La criminalité environnementale fait référence aux atteintes portées par l’homme à son environnement ; elle concerne notamment l’exploitation illégale d’espèces sauvages, la pollution et le rejet de déchets toxiques ou encore la criminalité plus récente liée à la gestion de l’eau et au commerce des émissions de dioxyde de carbone. Cette notion renvoie donc à des réalités à géométrie et à géographie variables.
Toutefois, l’évolution majeure que traduit l’émergence du concept de « crime environnemental » réside dans le lien nouvellement formulé entre des pratiques qui nuisent à l’environnement et la volonté de criminaliser ces actes, soit d’inscrire les atteintes à l’environnement dans le champ du droit. Ce faisant, tout acte nuisible à l’environnement n’est pas automatiquement qualifié de « crime environnemental ». Pour ce faire, cet acte doit en effet violer une législation en vigueur dans la zone où il est commis (et c’est là, bien souvent, que le bât blesse).

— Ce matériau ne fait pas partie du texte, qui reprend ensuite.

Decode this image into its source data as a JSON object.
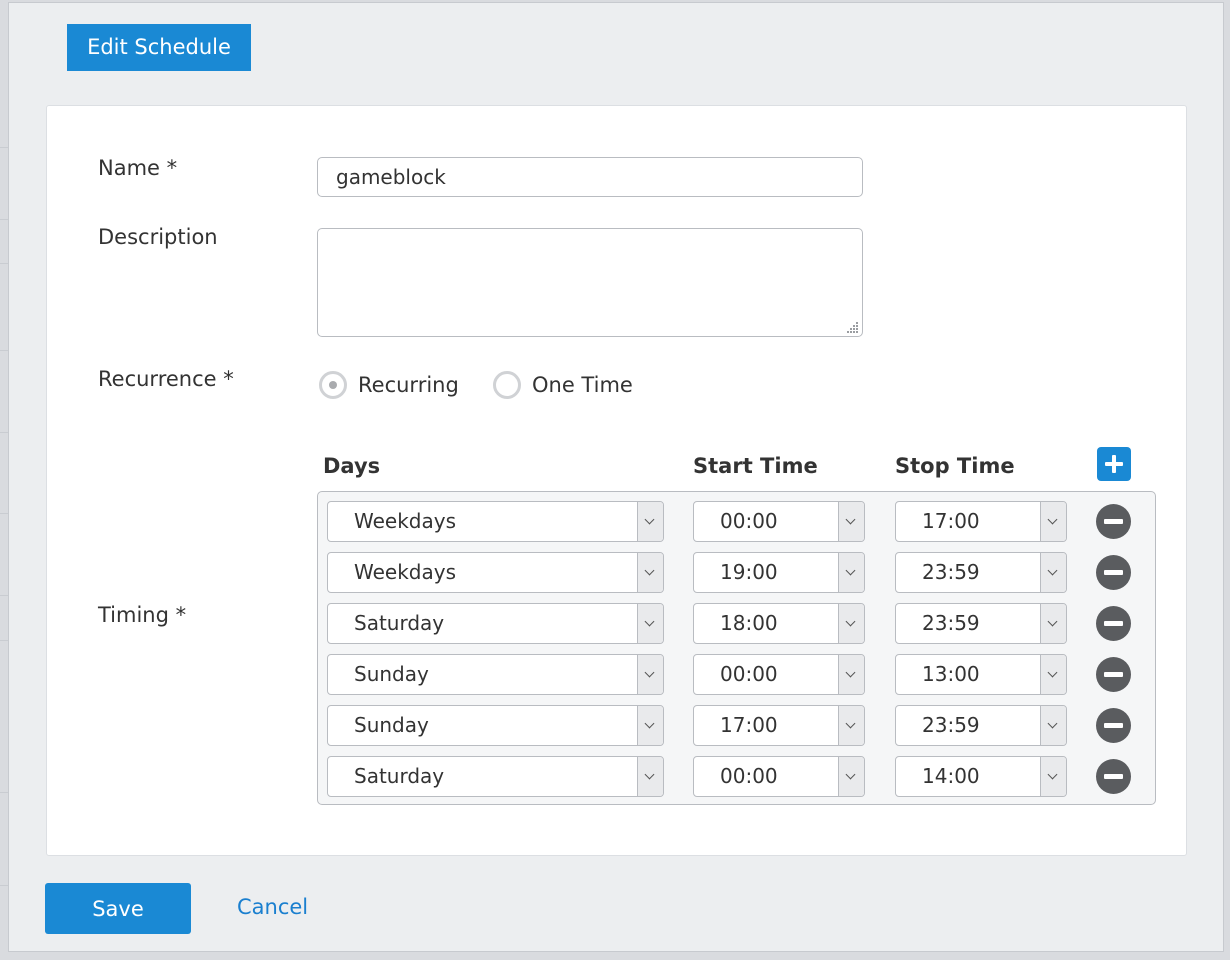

Moins exposée médiatiquement que d’autres régions du globe victimes de crimes environnementaux, l’Afrique de l’Ouest qui s’étale sur la partie occidentale de l’Afrique subsaharienne constitue un pôle d’exploitation illégale et de transit pour le trafic d’espèces naturelles ; entre 2007 et 2014, plus de 17.000 kg d’ivoire ont ainsi été saisis dans les grands ports de la région. En Afrique de l’Ouest toutefois, la criminalité environnementale présente des spécificités endémiques en ce qu’elle concerne principalement la pêche illicite ainsi que l’exploitation forestière illégale.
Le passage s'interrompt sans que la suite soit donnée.